Calling All Law Schools: Guantanamo Teach-In
I just got off the phone with Seton Hall Law School Professor Mark Denbeaux (who spearheaded these two (pdf) Guantanamo reports.) He is very excited to announce that on October 5 there will be a national Guantanamo Teach-in. About 40 law schools have already signed up but they'd like to get 300 to 600. If you are a law student, or a law prof, please help spread the word.
On October 5th, academic institutions across the United States will join together in the first national effort to study the unprecedented action of our Government in indefinitely detaining at least 517 individuals claimed to be "enemy combatants" but not "prisoners of war." The Constitution, the Rule of Law and the Role of Lawyers will explore, in Teach-In format, the legal, political, and moral implications of the Detention Center at the United States Naval Base in Guantanamo Bay, Cuba.
Details are here.
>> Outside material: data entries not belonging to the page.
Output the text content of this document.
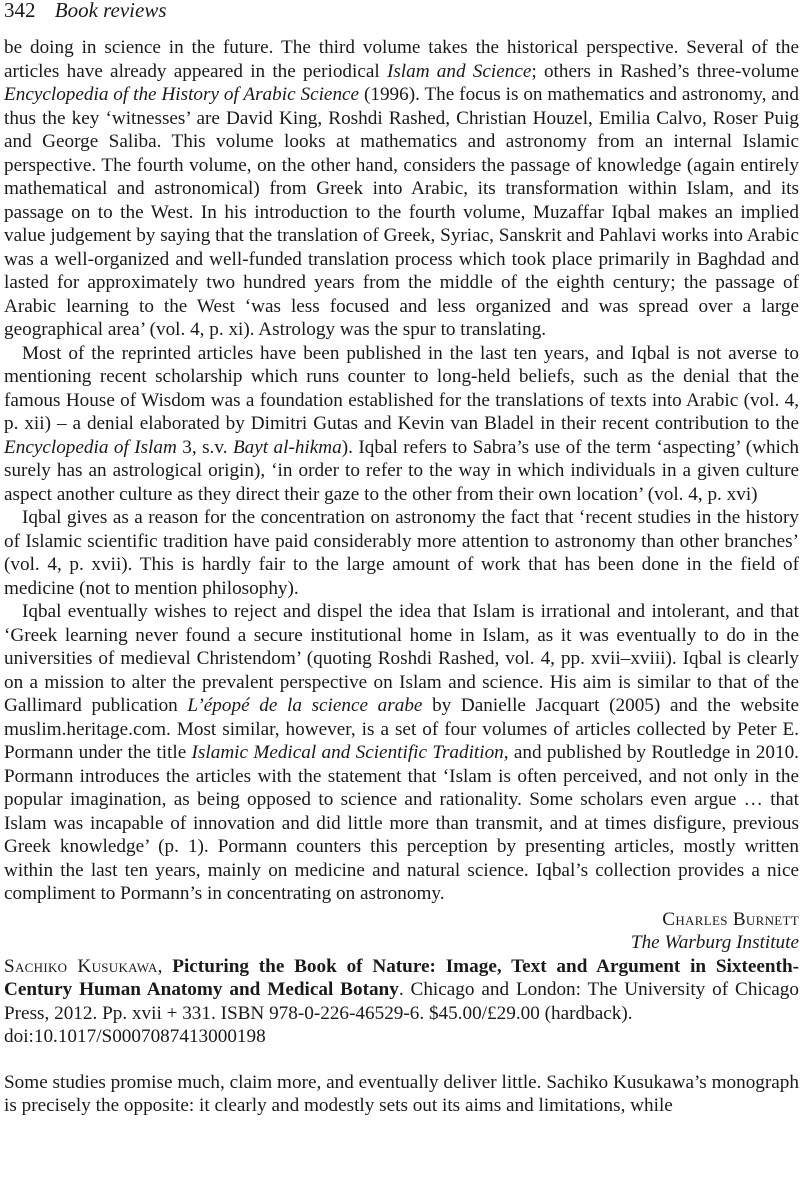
342 Book reviews

be doing in science in the future. The third volume takes the historical perspective. Several of the articles have already appeared in the periodical Islam and Science; others in Rashed’s three-volume Encyclopedia of the History of Arabic Science (1996). The focus is on mathematics and astronomy, and thus the key ‘witnesses’ are David King, Roshdi Rashed, Christian Houzel, Emilia Calvo, Roser Puig and George Saliba. This volume looks at mathematics and astronomy from an internal Islamic perspective. The fourth volume, on the other hand, considers the passage of knowledge (again entirely mathematical and astronomical) from Greek into Arabic, its transformation within Islam, and its passage on to the West. In his introduction to the fourth volume, Muzaffar Iqbal makes an implied value judgement by saying that the translation of Greek, Syriac, Sanskrit and Pahlavi works into Arabic was a well-organized and well-funded translation process which took place primarily in Baghdad and lasted for approximately two hundred years from the middle of the eighth century; the passage of Arabic learning to the West ‘was less focused and less organized and was spread over a large geographical area’ (vol. 4, p. xi). Astrology was the spur to translating.

Most of the reprinted articles have been published in the last ten years, and Iqbal is not averse to mentioning recent scholarship which runs counter to long-held beliefs, such as the denial that the famous House of Wisdom was a foundation established for the translations of texts into Arabic (vol. 4, p. xii) – a denial elaborated by Dimitri Gutas and Kevin van Bladel in their recent contribution to the Encyclopedia of Islam 3, s.v. Bayt al-hikma). Iqbal refers to Sabra’s use of the term ‘aspecting’ (which surely has an astrological origin), ‘in order to refer to the way in which individuals in a given culture aspect another culture as they direct their gaze to the other from their own location’ (vol. 4, p. xvi)

Iqbal gives as a reason for the concentration on astronomy the fact that ‘recent studies in the history of Islamic scientific tradition have paid considerably more attention to astronomy than other branches’ (vol. 4, p. xvii). This is hardly fair to the large amount of work that has been done in the field of medicine (not to mention philosophy).

Iqbal eventually wishes to reject and dispel the idea that Islam is irrational and intolerant, and that ‘Greek learning never found a secure institutional home in Islam, as it was eventually to do in the universities of medieval Christendom’ (quoting Roshdi Rashed, vol. 4, pp. xvii–xviii). Iqbal is clearly on a mission to alter the prevalent perspective on Islam and science. His aim is similar to that of the Gallimard publication L’épopé de la science arabe by Danielle Jacquart (2005) and the website muslim.heritage.com. Most similar, however, is a set of four volumes of articles collected by Peter E. Pormann under the title Islamic Medical and Scientific Tradition, and published by Routledge in 2010. Pormann introduces the articles with the statement that ‘Islam is often perceived, and not only in the popular imagination, as being opposed to science and rationality. Some scholars even argue … that Islam was incapable of innovation and did little more than transmit, and at times disfigure, previous Greek knowledge’ (p. 1). Pormann counters this perception by presenting articles, mostly written within the last ten years, mainly on medicine and natural science. Iqbal’s collection provides a nice compliment to Pormann’s in concentrating on astronomy.

Charles Burnett
The Warburg Institute

Sachiko Kusukawa, Picturing the Book of Nature: Image, Text and Argument in Sixteenth-Century Human Anatomy and Medical Botany. Chicago and London: The University of Chicago Press, 2012. Pp. xvii + 331. ISBN 978-0-226-46529-6. $45.00/£29.00 (hardback).

doi:10.1017/S0007087413000198

Some studies promise much, claim more, and eventually deliver little. Sachiko Kusukawa’s monograph is precisely the opposite: it clearly and modestly sets out its aims and limitations, while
Here's what's needed to participate. Some of the topics to be covered are here. You can e-mail for more information.
Also, a Guantanamo Bar Association of lawyers has been formed. More than 300 lawyers to date have joined.
More on the teach-in:
While all Americans agree on the need to deal effectively with the threat of terrorism, it is increasingly clear that few of the so-called "enemy combatants" at Guantanamo continue to pose a threat to the United States, if they ever did. A group of attorneys dedicated to the rule of law has long struggled to secure for the detainees the rudiments of American due process -- a fair hearing before impartial judges. The Guantanamo Teach-in will be your opportunity to understand, participate in, and critique these efforts.
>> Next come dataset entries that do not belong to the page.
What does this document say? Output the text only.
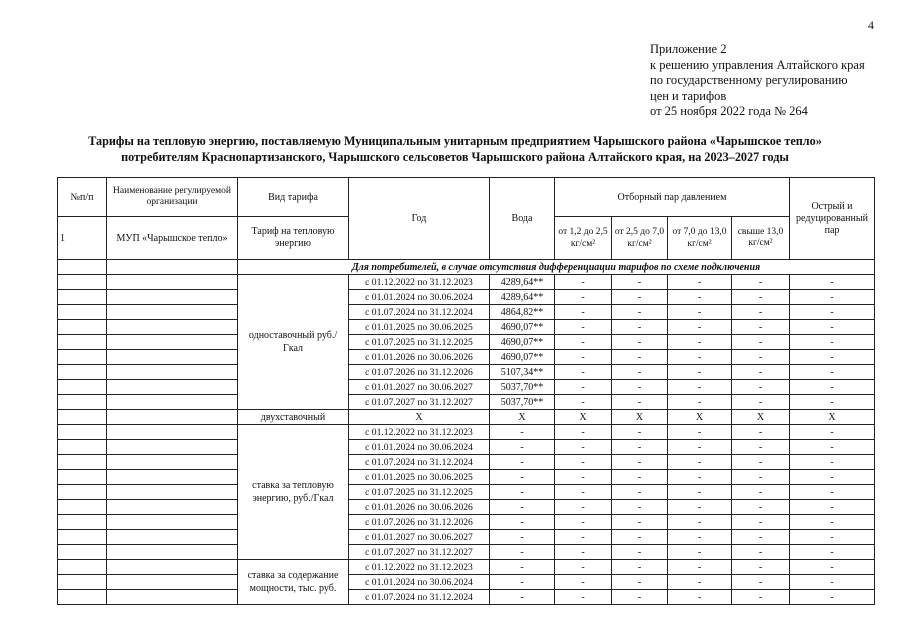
4
Приложение 2
к решению управления Алтайского края
по государственному регулированию
цен и тарифов
от 25 ноября 2022 года № 264
Тарифы на тепловую энергию, поставляемую Муниципальным унитарным предприятием Чарышского района «Чарышское тепло»
потребителям Краснопартизанского, Чарышского сельсоветов Чарышского района Алтайского края, на 2023–2027 годы
№п/п	Наименование регулируемой организации	Вид тарифа	Год	Вода	Отборный пар давлением				Острый и редуцированный пар
1	МУП «Чарышское тепло»	Тариф на тепловую энергию			от 1,2 до 2,5 кг/см²	от 2,5 до 7,0 кг/см²	от 7,0 до 13,0 кг/см²	свыше 13,0 кг/см²	
		Для потребителей, в случае отсутствия дифференциации тарифов по схеме подключения							
		одноставочный руб./Гкал	с 01.12.2022 по 31.12.2023	4289,64**	-	-	-	-	-
			с 01.01.2024 по 30.06.2024	4289,64**	-	-	-	-	-
			с 01.07.2024 по 31.12.2024	4864,82**	-	-	-	-	-
			с 01.01.2025 по 30.06.2025	4690,07**	-	-	-	-	-
			с 01.07.2025 по 31.12.2025	4690,07**	-	-	-	-	-
			с 01.01.2026 по 30.06.2026	4690,07**	-	-	-	-	-
			с 01.07.2026 по 31.12.2026	5107,34**	-	-	-	-	-
			с 01.01.2027 по 30.06.2027	5037,70**	-	-	-	-	-
			с 01.07.2027 по 31.12.2027	5037,70**	-	-	-	-	-
		двухставочный	Х	Х	Х	Х	Х	Х	Х
		ставка за тепловую энергию, руб./Гкал	с 01.12.2022 по 31.12.2023	-	-	-	-	-	-
			с 01.01.2024 по 30.06.2024	-	-	-	-	-	-
			с 01.07.2024 по 31.12.2024	-	-	-	-	-	-
			с 01.01.2025 по 30.06.2025	-	-	-	-	-	-
			с 01.07.2025 по 31.12.2025	-	-	-	-	-	-
			с 01.01.2026 по 30.06.2026	-	-	-	-	-	-
			с 01.07.2026 по 31.12.2026	-	-	-	-	-	-
			с 01.01.2027 по 30.06.2027	-	-	-	-	-	-
			с 01.07.2027 по 31.12.2027	-	-	-	-	-	-
		ставка за содержание мощности, тыс. руб.	с 01.12.2022 по 31.12.2023	-	-	-	-	-	-
			с 01.01.2024 по 30.06.2024	-	-	-	-	-	-
			с 01.07.2024 по 31.12.2024	-	-	-	-	-	-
Teach-Ins played an important role in earlier protest movements, providing a forum for professors and students to discuss and debate issues of intense national importance. The Guantanamo Teach-In will continue this noble tradition. It will be comprised of both a "virtual teach-in," which will be simulcast from Seton Hall, and on-campus teach-ins at, we hope, hundreds of campuses across the country.